# Understanding the GLM coefficients calculation

I was wondering how the distribution specified in a GLM changes the coefficients.

If I have understood the process, when you fit a GLM, let's say $g(E[Y|X])=X\beta$, most of the software and R packages will use a Newton Raphson algorithm to fit the $\beta$.

We have $\beta_{k+1}=\beta_k-\frac{f(\beta_k)}{f'(\beta_k)}$, where f is the gradient function. So in our case, $f(\beta)=\nabla_\beta$ (i.e. $\partial$log likelihood/$\partial\beta$) and $f'(\beta)=H$, the hessian matrix.

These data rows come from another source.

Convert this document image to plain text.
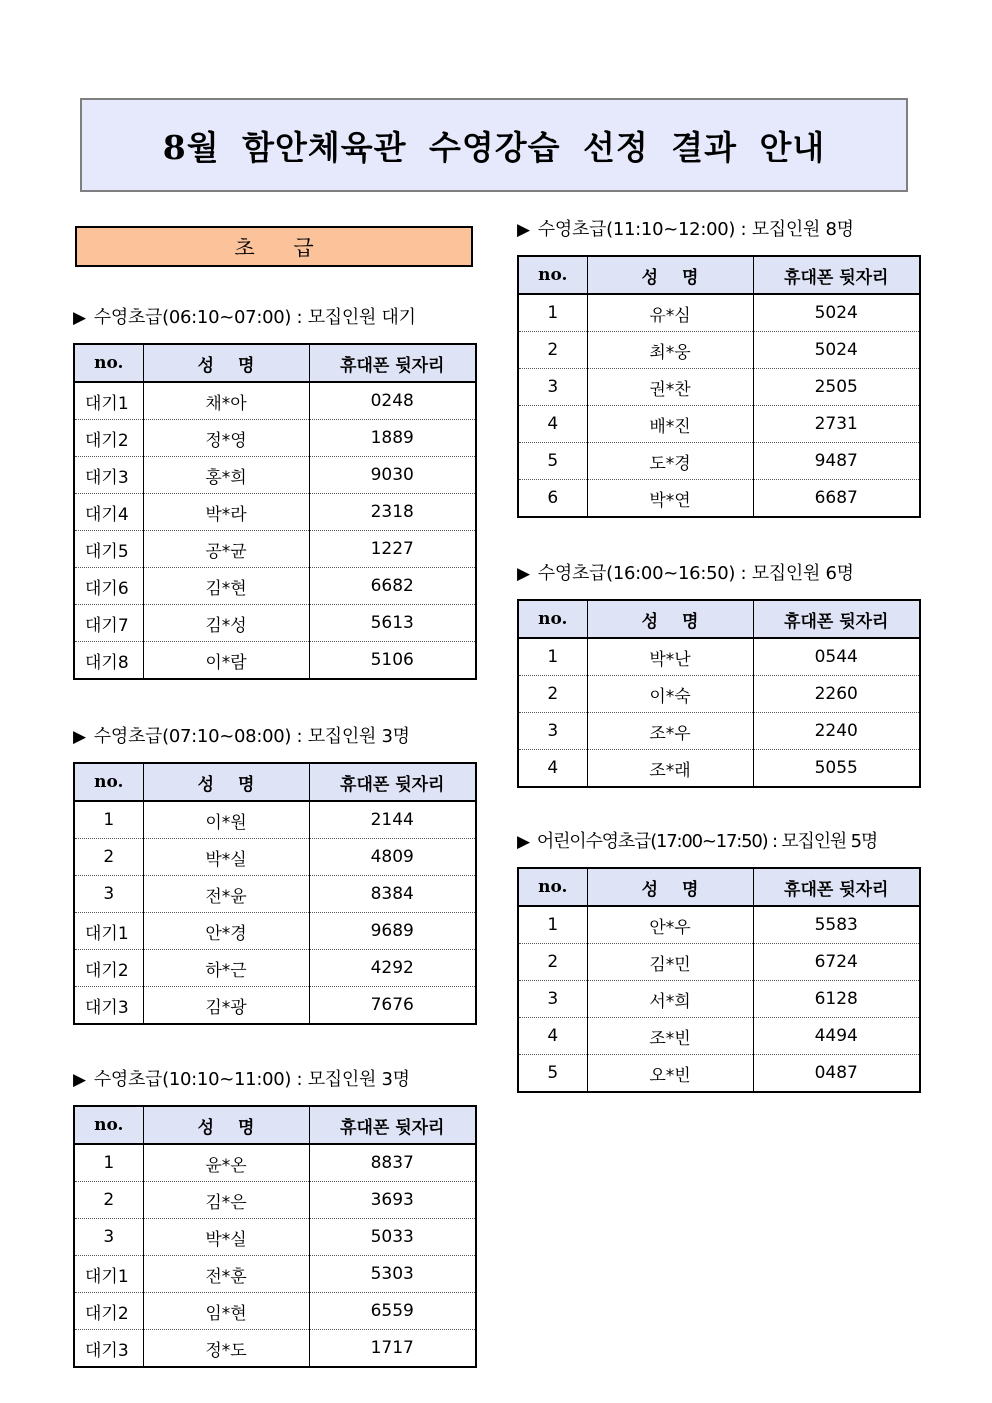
8월 함안체육관 수영강습 선정 결과 안내
초 급
▶ 수영초급(06:10~07:00) : 모집인원 대기
no.	성 명	휴대폰 뒷자리
대기1	채*아	0248
대기2	정*영	1889
대기3	홍*희	9030
대기4	박*라	2318
대기5	공*균	1227
대기6	김*현	6682
대기7	김*성	5613
대기8	이*람	5106
▶ 수영초급(07:10~08:00) : 모집인원 3명
no.	성 명	휴대폰 뒷자리
1	이*원	2144
2	박*실	4809
3	전*윤	8384
대기1	안*경	9689
대기2	하*근	4292
대기3	김*광	7676
▶ 수영초급(10:10~11:00) : 모집인원 3명
no.	성 명	휴대폰 뒷자리
1	윤*온	8837
2	김*은	3693
3	박*실	5033
대기1	전*훈	5303
대기2	임*현	6559
대기3	정*도	1717
▶ 수영초급(11:10~12:00) : 모집인원 8명
no.	성 명	휴대폰 뒷자리
1	유*심	5024
2	최*웅	5024
3	권*찬	2505
4	배*진	2731
5	도*경	9487
6	박*연	6687
▶ 수영초급(16:00~16:50) : 모집인원 6명
no.	성 명	휴대폰 뒷자리
1	박*난	0544
2	이*숙	2260
3	조*우	2240
4	조*래	5055
▶ 어린이수영초급(17:00~17:50) : 모집인원 5명
no.	성 명	휴대폰 뒷자리
1	안*우	5583
2	김*민	6724
3	서*희	6128
4	조*빈	4494
5	오*빈	0487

Again, correct me if I'm wrong, but the $H$ matrix is approximated by the Fisher information, so $H=\frac{1}{\phi}X'W_0X$, where $W_0$ is diagonal with ith elemnt equals to : $$\frac{w_i}{\phi V(\mu_i)(g'(\mu_i))^2}+\frac{V(\mu_i)g''(\mu_i)+V'(\mu_i)g'(\mu_i)}{\phi V(\mu_i)^2(g'(\mu_i))^3}$$

Here my first question, how do you estimate the variance of $\mu_i$ ?

Then,

When I want to calculate the $\nabla_\beta$, I find : $$\frac{\partial l}{\partial \beta_j}=\sum_{i=1}^n \frac{y_i-\mu_i}{\phi}*\frac{W_i}{(g^{-1})'(\eta_i)}*x_{ij}$$ Where $l$ is the log likelihood, $\phi$ the scale parameter, $\mu_i$ the estimated average, and $W$ the weight matrix.

My second question is, that all thoses elements doesn't not seem to be directly linked to the specified distribution. The only thing that looks important is the link function choosen ($g$). So I tried to launch two models on R to see if the coefficients are the same, and obviously not... for instance this code

data("UScrime")


I have two different set of coefficients.

• $\mu_i$ is a constant, so its variance is 0. However, $V(\mu_i)$ is the value of the variance function at $\mu_i$ rather than the variance of $\mu_i$. Commented Aug 11, 2016 at 12:32
• Thank you Glen_b, that was the reason why I did not understand the $V(\mu_i)$, but now it sounds so obvious I feel ridiculous... And now that I think I understand better the mechanism, this is precisly this variance function that make the difference between my two GLM's coefficients ? Commented Aug 11, 2016 at 16:19
• The variance function follows from the distribution specification. In a quasi-model you specify the variance function directly. I'll try to post an answer. Commented Aug 12, 2016 at 2:38

Note that $μ_i$ is a constant, so its variance is $0$.
However, $V(μ_i)$ is the value of the variance function at $μ_i$ rather than the variance of $μ_i$. That is, it specifies the variance component of the model: $\text{Var}(Y_i|\mathbf{x}_i)=\phi V(\mu_i)$.